There are plans to build another hospital, but state mental-health officials are adamant that the days of warehousing patients are long gone.

However, as The Vindicator series clearly revealed, the demand for mental heath care and drug-addiction recovery programs is growing by leaps and bounds.

Public-policy implications

The public-policy implications are obvious.

“One of the biggest providers of mental- health services in the state are jails, and we have to fix that,” said Duane Piccirilli, executive director of the county mental health and recovery board.

But that’s easier said than done, given that the number of beds available in the state facilities and in private hospitals aren’t meeting the demand.

While state officials obviously believe that the systems and programs now in place argue against the wholesale expansion of state psychiatric facilities, Youngstown Mayor John A. McNally raises a cost-benefit point.

“Offenders will be diagnosed [with a mental illness] while they’re in jail, and that requires more treatment dollars and more treatment staff,” McNally pointed out.

Agencies of the county mental health and recovery board provide 24 hours of individual and group mental-health counseling and an additional 24 hours of substance-abuse counseling.
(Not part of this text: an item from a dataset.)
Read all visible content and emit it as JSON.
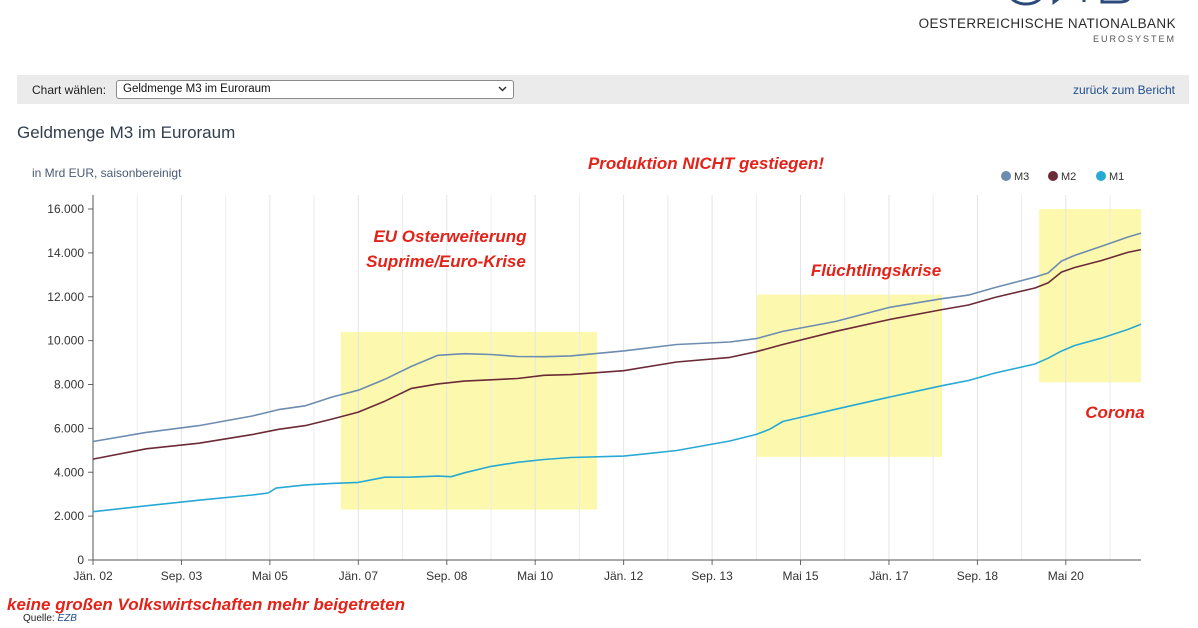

The agencies are funded through a combination of revenue from a property tax levy and state and federal dollars.

There is a national program to reduce the number of mentally ill people in jails, and the county has received a $150,000 a year, two-year grant to help meet that goal.

However, Mahoning County commissioners have noted that the prevalent rates of serious mental illnesses in jails are three to six times higher than in the general population.

There are many other aspects to this growing problem, which is why the Republican-led Ohio General Assembly should waste no time in delving into the issue of state prisons and county jails housing inmates with mental-health issues.

“We’re the largest mental health provider in the state,” said Gary Mohr, director of the Ohio Department of Rehabilitation and Correction, in a video titled, “Sick, Tired and Behind Bars in Ohio.”

The department operates state prisons, where 20 percent of Ohio’s 50,521 inmates are seriously mentally ill.

If those statistics don’t sway the legislators, perhaps this comment from Ohio Attorney General Mike DeWine, a Republican, will: “There are 10 times more people with mental illness in Ohio prisons than in our state’s mental health hospitals.”

It is an untenable situation that decision-makers in Columbus must address.